Savor the delightful flavors of **Low Carb Bulgur Pilaf**, a creative twist on the classic dish that swaps bulgur for nutrient-packed cauliflower rice. This vibrant recipe combines finely riced cauliflower with sautéed onions, garlic, and colorful veggies like red bell pepper and zucchini, all simmered in a rich tomato and broth base seasoned with cumin, salt, and pepper. Ready in under 35 minutes, this keto-friendly and gluten-free pilaf is a guilt-free powerhouse of flavor and texture that's perfect as a wholesome side dish or a light main course. Topped with fresh parsley for a burst of herbal freshness, this dish is as visually appealing as it is satisfying. Add this **low-carb vegetable recipe** to your mealtime rotation and enjoy a healthy alternative packed with bold taste!

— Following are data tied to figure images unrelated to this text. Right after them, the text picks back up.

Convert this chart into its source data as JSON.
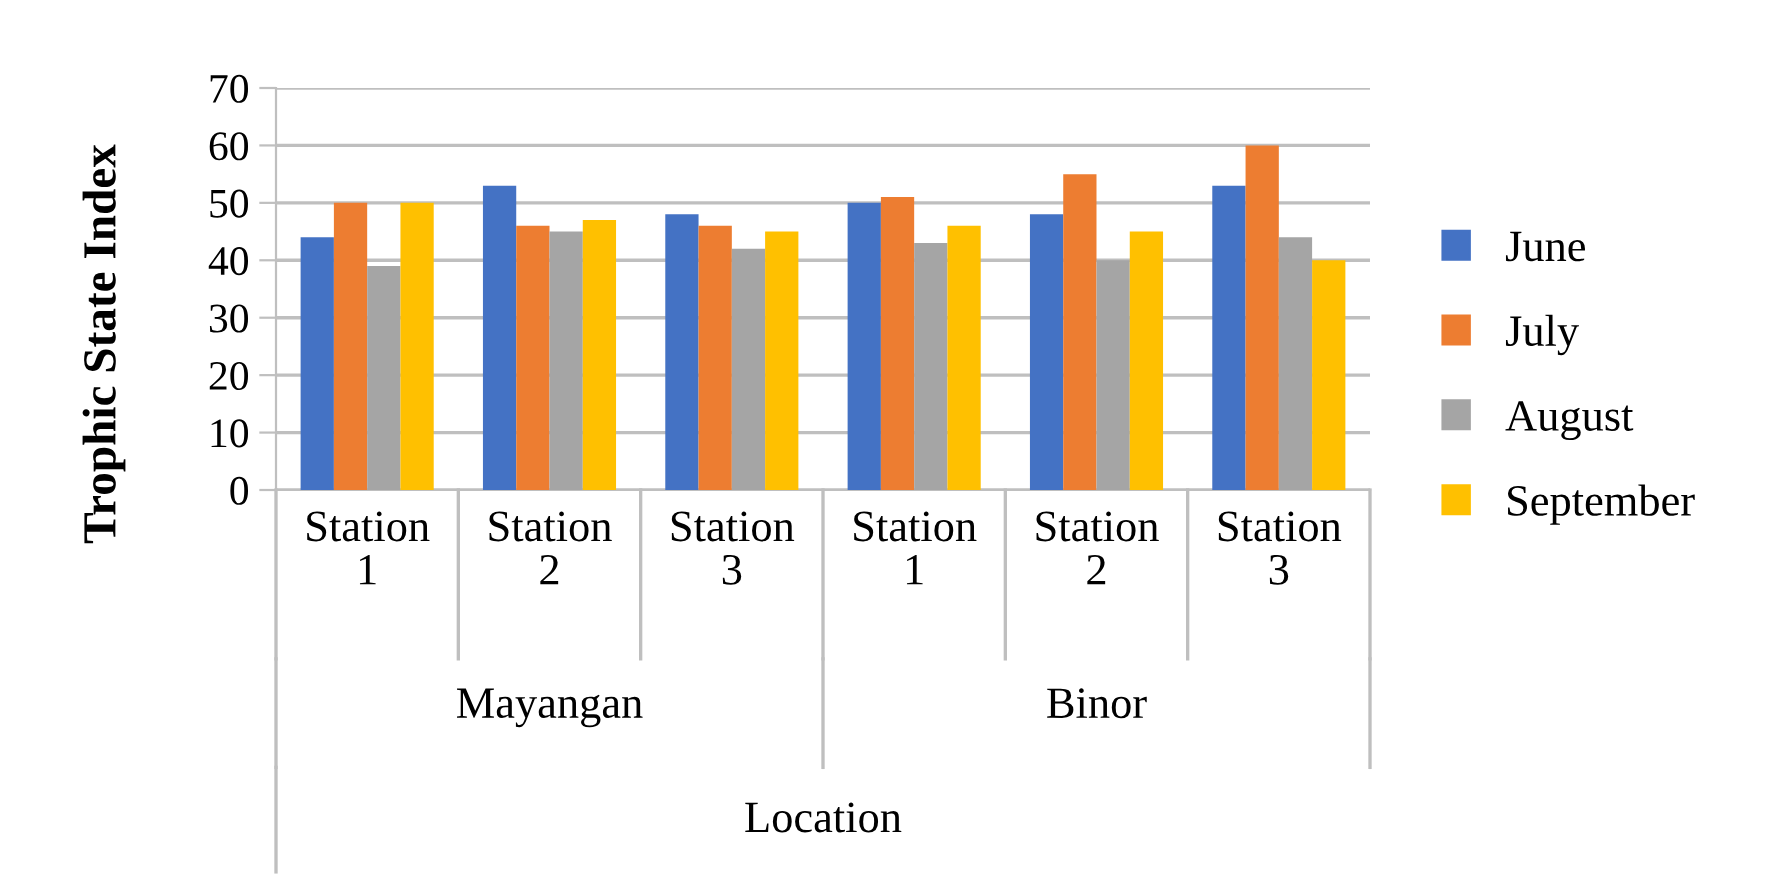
{
  "chart_data": {
    "type": "bar",
    "ylabel": "Trophic State Index",
    "xlabel": "Location",
    "categories": [
      "Station 1",
      "Station 2",
      "Station 3",
      "Station 1",
      "Station 2",
      "Station 3"
    ],
    "annotations": [
      "Mayangan",
      "Binor"
    ],
    "series": [
      {
        "name": "June",
        "color": "#4472c4",
        "values": [
          44,
          53,
          48,
          50,
          48,
          53
        ]
      },
      {
        "name": "July",
        "color": "#ed7d31",
        "values": [
          50,
          46,
          46,
          51,
          55,
          60
        ]
      },
      {
        "name": "August",
        "color": "#a5a5a5",
        "values": [
          39,
          45,
          42,
          43,
          40,
          44
        ]
      },
      {
        "name": "September",
        "color": "#ffc000",
        "values": [
          50,
          47,
          45,
          46,
          45,
          40
        ]
      }
    ],
    "ylim": [
      0,
      70
    ],
    "yticks": [
      0,
      10,
      20,
      30,
      40,
      50,
      60,
      70
    ],
    "grid": "y",
    "legend": "right"
  }
}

Begin by preparing the cauliflower rice if not using pre-riced cauliflower. Remove the leaves and cut the cauliflower into medium-sized florets. Using a food processor, pulse the florets until they resemble the texture of rice. Set aside.

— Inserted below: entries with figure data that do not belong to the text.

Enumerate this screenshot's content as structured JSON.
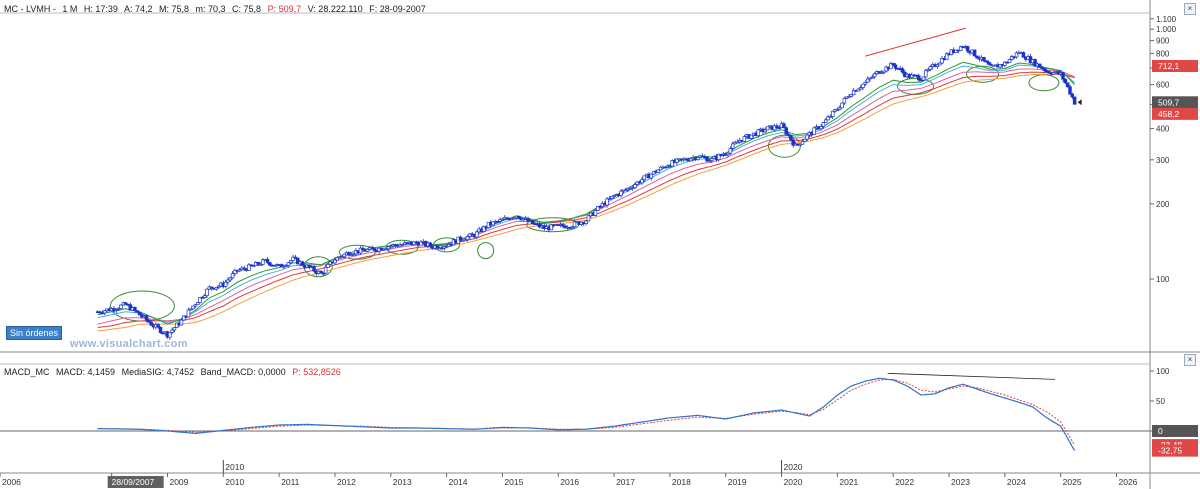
{
  "price_header": {
    "symbol": "MC - LVMH -",
    "period": "1 M",
    "high": "H: 17:39",
    "ask": "A: 74,2",
    "max": "M: 75,8",
    "min": "m: 70,3",
    "close": "C: 75,8",
    "price": "P: 509,7",
    "volume": "V: 28.222.110",
    "date": "F: 28-09-2007"
  },
  "macd_header": {
    "name": "MACD_MC",
    "macd": "MACD: 4,1459",
    "signal": "MediaSIG: 4,7452",
    "band": "Band_MACD: 0,0000",
    "price": "P: 532,8526"
  },
  "orders_button": "Sin órdenes",
  "watermark": "www.visualchart.com",
  "colors": {
    "candles": "#1a33c8",
    "ema_orange": "#f0a040",
    "ema_red": "#e03838",
    "ema_pink": "#e060a0",
    "ema_cyan": "#48b0e8",
    "ema_green": "#2a9a2a",
    "macd_line": "#2f72c8",
    "signal_line": "#e04040",
    "annotation": "#3a8a3a",
    "trendline": "#e03030"
  },
  "chart_data": [
    {
      "type": "candlestick",
      "title": "",
      "scale": "log",
      "ylim": [
        52,
        1150
      ],
      "y_ticks": [
        "1.100",
        "1.000",
        "900",
        "800",
        "700",
        "600",
        "500",
        "400",
        "300",
        "200",
        "100"
      ],
      "x": [
        2007.75,
        2008.0,
        2008.25,
        2008.5,
        2008.75,
        2009.0,
        2009.25,
        2009.5,
        2009.75,
        2010.0,
        2010.25,
        2010.5,
        2010.75,
        2011.0,
        2011.25,
        2011.5,
        2011.75,
        2012.0,
        2012.25,
        2012.5,
        2012.75,
        2013.0,
        2013.25,
        2013.5,
        2013.75,
        2014.0,
        2014.25,
        2014.5,
        2014.75,
        2015.0,
        2015.25,
        2015.5,
        2015.75,
        2016.0,
        2016.25,
        2016.5,
        2016.75,
        2017.0,
        2017.25,
        2017.5,
        2017.75,
        2018.0,
        2018.25,
        2018.5,
        2018.75,
        2019.0,
        2019.25,
        2019.5,
        2019.75,
        2020.0,
        2020.25,
        2020.5,
        2020.75,
        2021.0,
        2021.25,
        2021.5,
        2021.75,
        2022.0,
        2022.25,
        2022.5,
        2022.75,
        2023.0,
        2023.25,
        2023.5,
        2023.75,
        2024.0,
        2024.25,
        2024.5,
        2024.75,
        2025.0,
        2025.25
      ],
      "close": [
        74,
        76,
        79,
        72,
        65,
        60,
        68,
        80,
        92,
        95,
        108,
        112,
        118,
        112,
        120,
        112,
        105,
        120,
        128,
        130,
        132,
        136,
        138,
        140,
        135,
        137,
        145,
        150,
        165,
        172,
        180,
        168,
        160,
        162,
        165,
        172,
        195,
        215,
        230,
        250,
        270,
        290,
        300,
        310,
        300,
        320,
        360,
        380,
        400,
        410,
        340,
        380,
        420,
        480,
        560,
        610,
        680,
        720,
        650,
        640,
        720,
        800,
        860,
        780,
        700,
        730,
        810,
        740,
        680,
        660,
        509.7
      ],
      "series": [
        {
          "name": "",
          "values": [
            62,
            63,
            64,
            66,
            66,
            66,
            66,
            67,
            70,
            74,
            79,
            84,
            89,
            94,
            99,
            103,
            106,
            110,
            114,
            118,
            121,
            124,
            127,
            130,
            132,
            135,
            138,
            142,
            147,
            152,
            158,
            162,
            164,
            166,
            169,
            172,
            179,
            188,
            198,
            210,
            223,
            237,
            250,
            263,
            274,
            285,
            300,
            316,
            332,
            346,
            350,
            357,
            368,
            385,
            410,
            438,
            470,
            502,
            520,
            536,
            558,
            585,
            612,
            625,
            630,
            636,
            650,
            658,
            660,
            658,
            640
          ]
        },
        {
          "name": "",
          "values": [
            64,
            65,
            67,
            68,
            68,
            68,
            68,
            70,
            74,
            78,
            84,
            89,
            94,
            99,
            104,
            107,
            110,
            114,
            118,
            122,
            125,
            128,
            131,
            134,
            135,
            137,
            141,
            145,
            152,
            158,
            164,
            166,
            167,
            169,
            172,
            176,
            184,
            195,
            206,
            219,
            233,
            248,
            262,
            274,
            283,
            294,
            311,
            327,
            343,
            357,
            357,
            364,
            378,
            398,
            428,
            460,
            496,
            530,
            543,
            556,
            580,
            610,
            640,
            648,
            648,
            652,
            668,
            673,
            670,
            665,
            640
          ]
        },
        {
          "name": "",
          "values": [
            66,
            68,
            70,
            70,
            69,
            68,
            69,
            72,
            77,
            82,
            88,
            94,
            99,
            104,
            109,
            111,
            113,
            118,
            122,
            126,
            129,
            132,
            135,
            137,
            137,
            139,
            144,
            149,
            157,
            164,
            170,
            170,
            169,
            171,
            175,
            180,
            190,
            203,
            216,
            231,
            247,
            263,
            277,
            288,
            294,
            305,
            324,
            342,
            358,
            371,
            366,
            373,
            390,
            414,
            450,
            487,
            528,
            564,
            570,
            580,
            607,
            640,
            672,
            675,
            670,
            674,
            692,
            693,
            686,
            678,
            645
          ]
        },
        {
          "name": "",
          "values": [
            70,
            72,
            74,
            73,
            70,
            67,
            69,
            74,
            81,
            86,
            93,
            99,
            104,
            108,
            113,
            114,
            114,
            120,
            125,
            129,
            132,
            134,
            137,
            139,
            137,
            138,
            144,
            150,
            160,
            168,
            175,
            172,
            168,
            170,
            175,
            181,
            194,
            210,
            225,
            242,
            260,
            278,
            292,
            302,
            303,
            314,
            336,
            356,
            374,
            386,
            373,
            379,
            400,
            430,
            474,
            516,
            563,
            600,
            595,
            600,
            634,
            675,
            712,
            700,
            680,
            686,
            718,
            712,
            696,
            682,
            610
          ]
        },
        {
          "name": "",
          "values": [
            72,
            74,
            76,
            74,
            70,
            66,
            69,
            75,
            84,
            89,
            97,
            103,
            108,
            111,
            116,
            116,
            114,
            121,
            127,
            131,
            134,
            136,
            138,
            140,
            137,
            138,
            144,
            151,
            162,
            171,
            179,
            174,
            168,
            170,
            175,
            182,
            196,
            214,
            231,
            249,
            268,
            287,
            301,
            310,
            308,
            319,
            343,
            365,
            384,
            396,
            378,
            384,
            408,
            442,
            490,
            535,
            585,
            625,
            612,
            614,
            650,
            695,
            737,
            717,
            690,
            696,
            732,
            722,
            700,
            683,
            600
          ]
        }
      ],
      "price_labels": [
        "712,1",
        "509,7",
        "458,2"
      ],
      "x_ticks": [
        "2006",
        "2008",
        "2009",
        "2010",
        "2011",
        "2012",
        "2013",
        "2014",
        "2015",
        "2016",
        "2017",
        "2018",
        "2019",
        "2020",
        "2021",
        "2022",
        "2023",
        "2024",
        "2025",
        "2026"
      ],
      "x_highlight": [
        "2010",
        "2020"
      ],
      "cursor_label": "28/09/2007"
    },
    {
      "type": "line",
      "title": "",
      "ylim": [
        -65,
        110
      ],
      "y_ticks": [
        "100",
        "50",
        "0"
      ],
      "x": [
        2007.75,
        2008.5,
        2009.0,
        2009.5,
        2010.0,
        2010.5,
        2011.0,
        2011.5,
        2012.0,
        2012.5,
        2013.0,
        2013.5,
        2014.0,
        2014.5,
        2015.0,
        2015.5,
        2016.0,
        2016.5,
        2017.0,
        2017.5,
        2018.0,
        2018.5,
        2019.0,
        2019.5,
        2020.0,
        2020.25,
        2020.5,
        2020.75,
        2021.0,
        2021.25,
        2021.5,
        2021.75,
        2022.0,
        2022.25,
        2022.5,
        2022.75,
        2023.0,
        2023.25,
        2023.5,
        2023.75,
        2024.0,
        2024.25,
        2024.5,
        2024.75,
        2025.0,
        2025.25
      ],
      "series": [
        {
          "name": "MACD",
          "values": [
            4,
            3,
            0,
            -4,
            1,
            6,
            10,
            11,
            9,
            7,
            5,
            5,
            4,
            3,
            6,
            5,
            2,
            3,
            8,
            15,
            22,
            26,
            20,
            30,
            35,
            30,
            25,
            40,
            60,
            75,
            83,
            88,
            85,
            75,
            60,
            62,
            72,
            78,
            70,
            62,
            55,
            48,
            40,
            22,
            8,
            -32.75
          ]
        },
        {
          "name": "MediaSIG",
          "values": [
            4,
            3,
            1,
            -2,
            0,
            4,
            8,
            10,
            9,
            8,
            6,
            5,
            4,
            3,
            5,
            5,
            3,
            3,
            6,
            12,
            18,
            23,
            21,
            28,
            33,
            31,
            27,
            36,
            52,
            68,
            78,
            85,
            86,
            80,
            68,
            65,
            70,
            75,
            72,
            66,
            60,
            52,
            44,
            32,
            15,
            -23.48
          ]
        }
      ],
      "value_labels": [
        "0",
        "-23,48",
        "-32,75"
      ],
      "x_ticks": [
        "2006",
        "2008",
        "2009",
        "2010",
        "2011",
        "2012",
        "2013",
        "2014",
        "2015",
        "2016",
        "2017",
        "2018",
        "2019",
        "2020",
        "2021",
        "2022",
        "2023",
        "2024",
        "2025",
        "2026"
      ]
    }
  ]
}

Heat the olive oil in a large skillet over medium heat.
Add the finely chopped onion to the skillet and sauté for about 3-4 minutes until translucent.
Stir in the minced garlic and cook for another minute until fragrant.
Add the diced red bell pepper and zucchini to the skillet, cooking for another 5 minutes, stirring occasionally.
Mix in the tomato paste, ensuring it’s well integrated with the sautéed vegetables.
Pour in the chicken or vegetable broth and bring the mixture to a gentle simmer.
Add the riced cauliflower to the skillet, stirring well to combine all ingredients.
Season the pilaf with salt, black pepper, and ground cumin.
Cover the skillet and let the pilaf cook for about 8-10 minutes, or until the cauliflower is tender and has absorbed most of the liquid.
Remove from heat and let it sit for a few minutes.
Garnish the pilaf with freshly chopped parsley before serving.
Serve the Low Carb Bulgur Pilaf warm as a side dish or a light main course.
Calories |
616 | ||
|---|---|---|---|
% Daily Value* |
|||
| Total Fat | 32.6 g | 42% | |
| Saturated Fat | 5.5 g | 28% | |
| Polyunsaturated Fat | 2.7 g | ||
| Cholesterol | 0 mg | 0% | |
| Sodium | 2346 mg | 102% | |
| Total Carbohydrate | 72.1 g | 26% | |
| Dietary Fiber | 24.4 g | 87% | |
| Total Sugars | 31.2 g | ||
| Protein | 24.8 g | 50% | |
| Vitamin D | 0.0 mcg | 0% | |
| Calcium | 405 mg | 31% | |
| Iron | 10.0 mg | 56% | |
| Potassium | 3914 mg | 83% | |
*The % Daily Value tells you how much a nutrient in a serving of food contributes to a daily diet. 2,000 calories a day is used for general nutrition advice.